投稿日時: 2023/03/08 17:11
最終更新日時: 2024/06/30 04:58
ジャーナリストの渡辺真由子氏が,慶応大学から博士号を取り消されたことが話題になっている.
渡辺真由子氏の博士論文には,国立国会図書館の刊行物からの引用の範疇を超えた転載が多く見られ,これが剽窃という不正行為にあたるとして,今回の博士号取り消しに至ったようだ.
この事件について詳しく語ることはしない.だが,この事件をもとに「日本の博士号の信用が失われる」とか言ってる人たち,さすがにちょっと勘弁してもらえないか?
大学に所属する人間が書く論文というのは,企業でいうと,製品やサービスみたいなものだ.論文に不正が見つかったというのは,いわば製品に欠陥が見つかったようなものである.
食品メーカーが発売した商品に成分偽装が発覚すれば,当然その企業の信用は落ちる.今回の場合,論文不正が見つかったのであるから,慶応大学の信用が下がるのは仕方がないことに思える.
しかし,**「博士号の信用が下がる」**というのはいかがなものか.
食品の成分偽装を主導したのが実は課長であったとして,**「課長という役職の信用度が下がった」**と言ってるようなものである.

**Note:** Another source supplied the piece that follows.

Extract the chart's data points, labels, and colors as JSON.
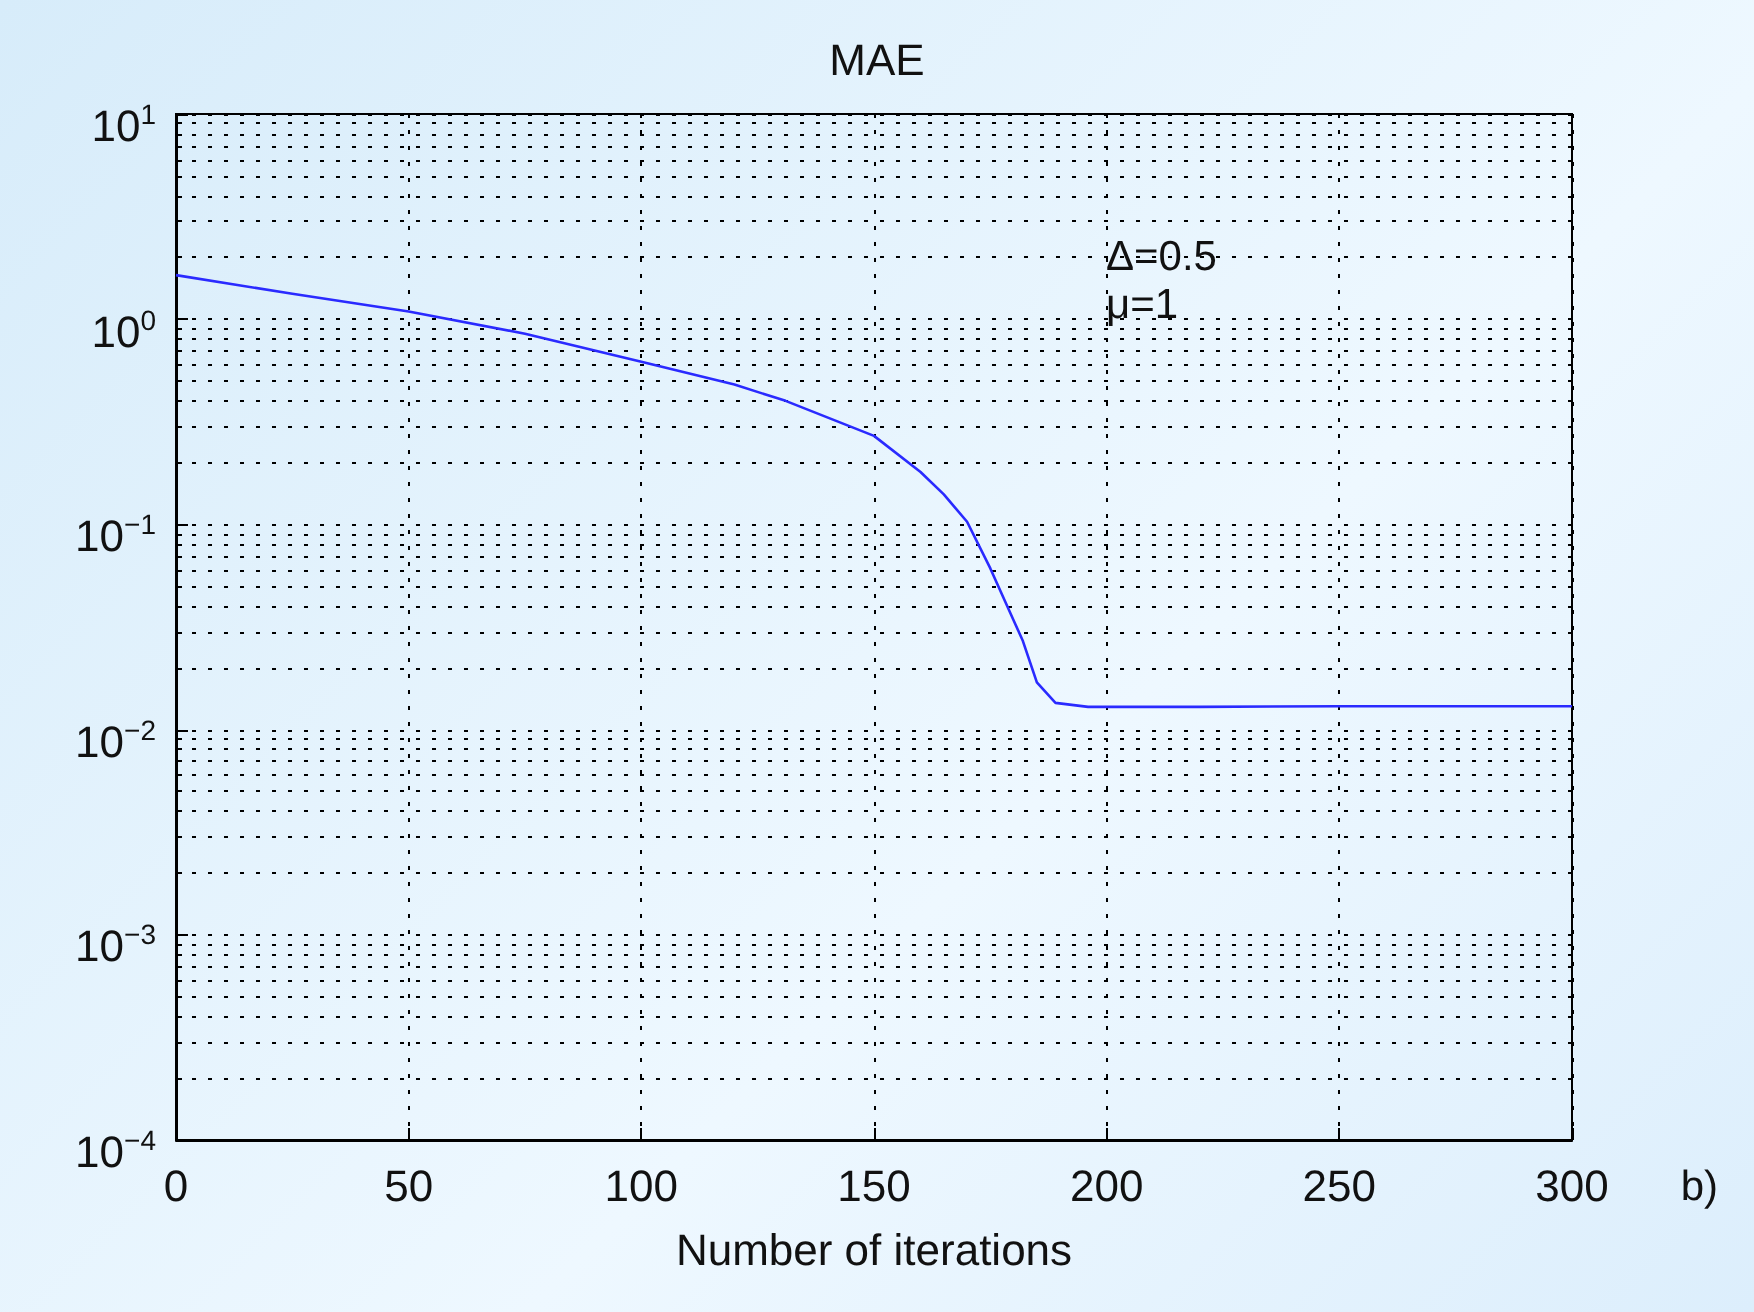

そんなの,他の会社の課長からしたら**「知らねえよ」**という話だ.
しかし,博士号の場合は,平気で同じような話がまかり通ってしまうのである.他の大学の博士からすれば,たまったものではない.
そもそも,著作権や特許などの知的財産権の侵害は,世界中でしょっちゅう起きていることである.これは学術論文の世界に限ったことではない.
どこの誰とも知らない奴がそうした不正を行うことなんて,第三者からすれば防ぎようもないことだ.それを防げるのは労働者や研究者を直接管理している企業や大学しかない.
せいぜい不正が出ないようにがんばればよいが,不正が出てきたらその責任はそちらでとるべきである.無関係な第三者を巻き込まないでおくれ.